ЧИСТОСЕРДЕЧНОЕ ПРИЗНАНИЕ
Если свести к одной простой мысли тот лживый ручеёк, который истекает из уст моего прокурора, то можно сказать кратко: по мнению представителей украинского правосудия, я подрывал основы украинской державы.
Так вот, панове судьи, прокуроры, активисты и нацисты. Сейчас я буду вас сильно удивлять и радовать. Делаю чистосердечное признание. Да, подрывал.
Если считать мою скромную работу попыткой удержать свой народ от соблазнов диавола — зоологической ненависти к Святой Руси и её Церкви, холопского пресмыкательства перед американо-британскими хозяевами, принятия отвратительных содомских извращений, — то я действительно хотел приблизить крушение державы, насаждающей подобные погибельные мерзости.

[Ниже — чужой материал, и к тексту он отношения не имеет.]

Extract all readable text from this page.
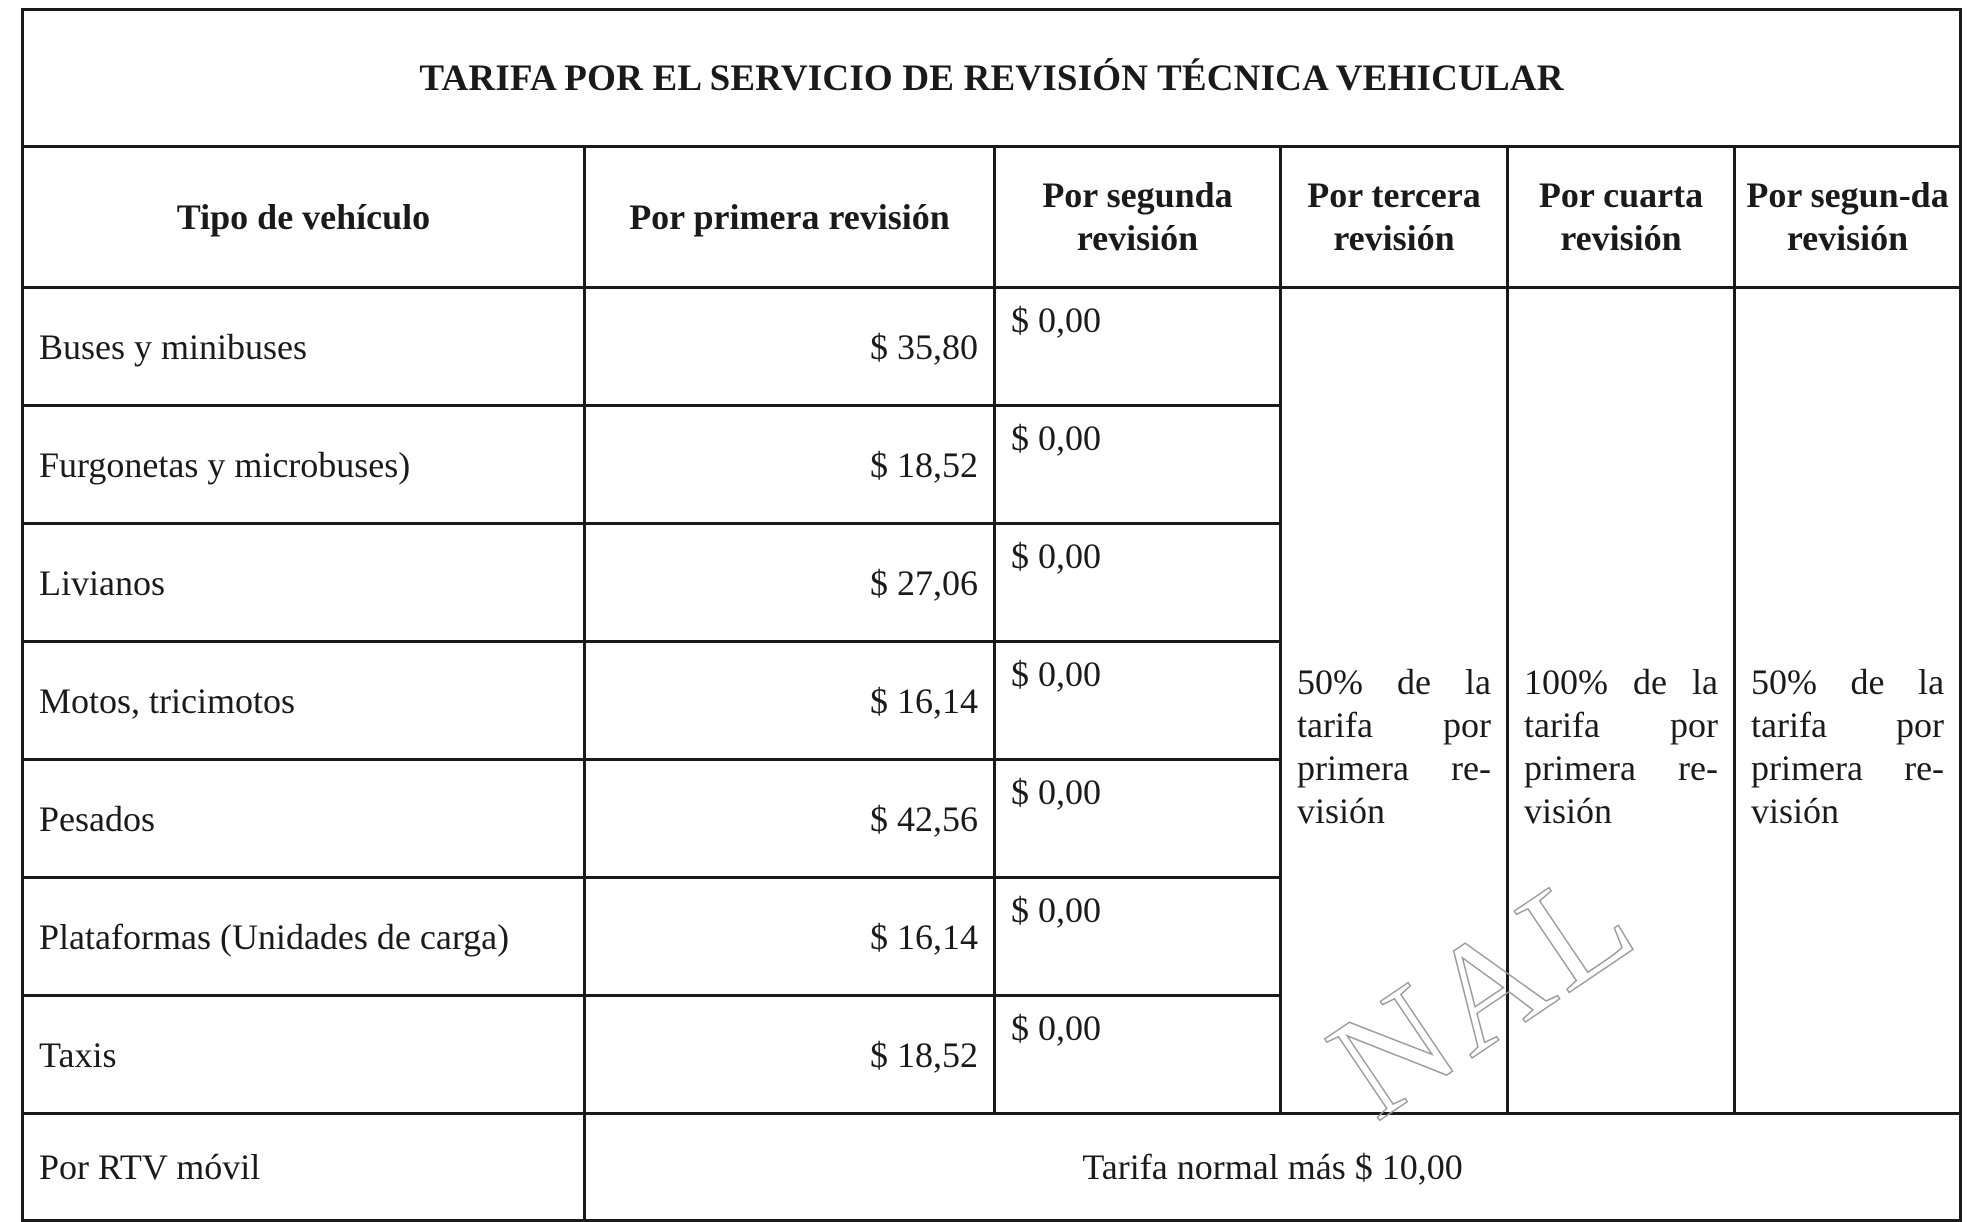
TARIFA POR EL SERVICIO DE REVISIÓN TÉCNICA VEHICULAR					
Tipo de vehículo	Por primera revisión	Por segunda revisión	Por tercera revisión	Por cuarta revisión	Por segun-da revisión
Buses y minibuses	$ 35,80	$ 0,00	50% de la tarifa por primera re-visión	100% de la tarifa por primera re-visión	50% de la tarifa por primera re-visión

Furgonetas y microbuses)	$ 18,52	$ 0,00			
Livianos	$ 27,06	$ 0,00			
Motos, tricimotos	$ 16,14	$ 0,00			
Pesados	$ 42,56	$ 0,00			
Plataformas (Unidades de carga)	$ 16,14	$ 0,00			
Taxis	$ 18,52	$ 0,00			
Por RTV móvil	Tarifa normal más $ 10,00				
NAL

Но так случилось, что происки и ценности сатаны, которые я обличал и над которыми смеялся, оказались священны для украинской державы. Виноват ли я в том, что, закладывая мину под врага рода человеческого, я автоматически наткнулся на основы украинской державности? Нет, не виноват.
Ну, разве что, если сама эта держава официально объявит миру, что сатана для неё свят и что она ему служит.
Так это и так давно известно.
***
Меня принимают за супергероя
У меня новый адвокат. Ольга Олеговна. Молодая, хрупкая, красивая.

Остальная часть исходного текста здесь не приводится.